The following information is relevant.


i. At the date of acquisition, the fair values of Sepo's assets were equal to their carrying
amounts with the exception of an item of plant, which had a fair value of K2 million in
excess of its carrying amount. It had a remaining life of five years at that date (straight-line
depreciation is used). Sepo has not adjusted the carrying amount of its plant as a result of the
fair value exercise.
ii. Sales from Sepo to Petros in the post-acquisition period were K8 million. Sepo made a mark-
up on cost of 40% on these sales. Petros had sold K5.2 million (at cost to Petros) of these
goods by 30 September 20X8.
iii. Other than where indicated, profit or loss items are deemed to accrue evenly on a time basis.
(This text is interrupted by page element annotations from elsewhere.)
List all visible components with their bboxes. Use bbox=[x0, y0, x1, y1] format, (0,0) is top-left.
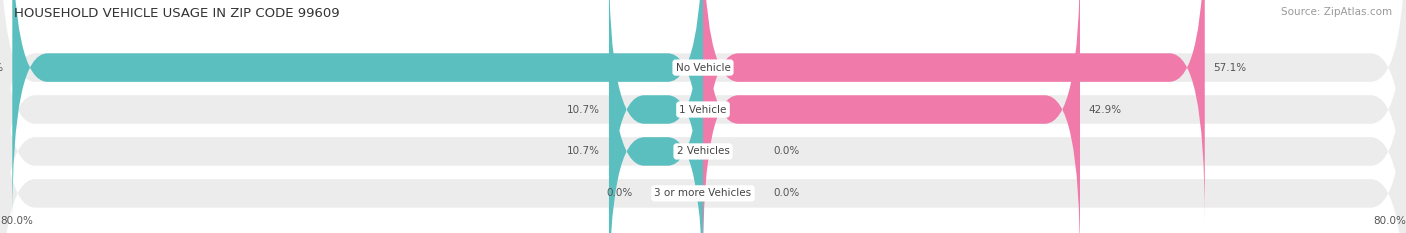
Text: 80.0%: 80.0% bbox=[0, 216, 32, 226]
Text: 10.7%: 10.7% bbox=[567, 105, 600, 114]
FancyBboxPatch shape bbox=[609, 0, 703, 233]
Text: 78.6%: 78.6% bbox=[0, 63, 4, 72]
FancyBboxPatch shape bbox=[13, 0, 703, 221]
Text: HOUSEHOLD VEHICLE USAGE IN ZIP CODE 99609: HOUSEHOLD VEHICLE USAGE IN ZIP CODE 9960… bbox=[14, 7, 340, 20]
FancyBboxPatch shape bbox=[703, 0, 1080, 233]
Text: 1 Vehicle: 1 Vehicle bbox=[679, 105, 727, 114]
Text: 3 or more Vehicles: 3 or more Vehicles bbox=[654, 188, 752, 198]
Text: 0.0%: 0.0% bbox=[773, 188, 800, 198]
FancyBboxPatch shape bbox=[609, 0, 703, 233]
Text: No Vehicle: No Vehicle bbox=[675, 63, 731, 72]
Text: 2 Vehicles: 2 Vehicles bbox=[676, 147, 730, 156]
FancyBboxPatch shape bbox=[0, 0, 1406, 221]
Text: 0.0%: 0.0% bbox=[773, 147, 800, 156]
FancyBboxPatch shape bbox=[0, 40, 1406, 233]
Text: 0.0%: 0.0% bbox=[606, 188, 633, 198]
Text: 57.1%: 57.1% bbox=[1213, 63, 1247, 72]
Text: 10.7%: 10.7% bbox=[567, 147, 600, 156]
Text: 42.9%: 42.9% bbox=[1088, 105, 1122, 114]
FancyBboxPatch shape bbox=[703, 0, 1205, 221]
Text: Source: ZipAtlas.com: Source: ZipAtlas.com bbox=[1281, 7, 1392, 17]
Text: 80.0%: 80.0% bbox=[1374, 216, 1406, 226]
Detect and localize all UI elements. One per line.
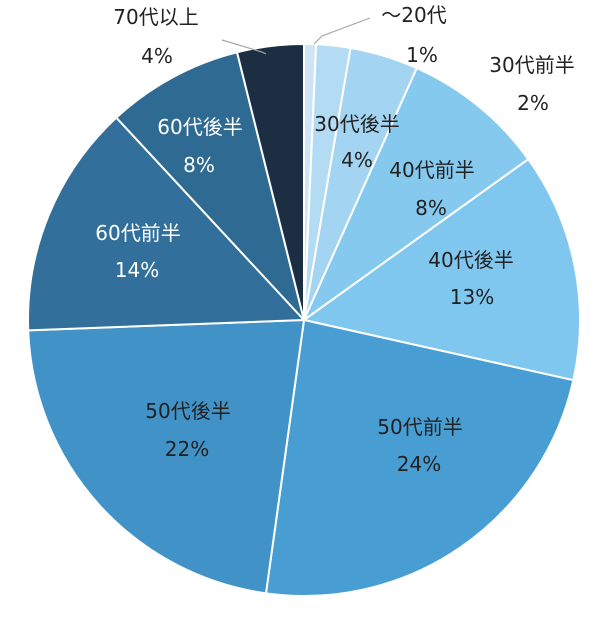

iv. Sepo's trade receivables at 30 September 20X8 include K600,000 due from Petros which did
not agree with Petros's corresponding trade payable. This was due to cash in transit of
K200,000 from Petros to Sepo. Both companies have positive bank balances.
v. Petros has a policy of accounting for any non-controlling interest at full fair value. The fair
value of the non-controlling interest in Sepo at the date of acquisition was estimated to be
K5.9 million.

Required
a) Prepare the consolidated statement of profit or loss for Petros as at 30 September 20X8.
b) Prepare the consolidated statement of financial position for Petros as at 30 September 20X8.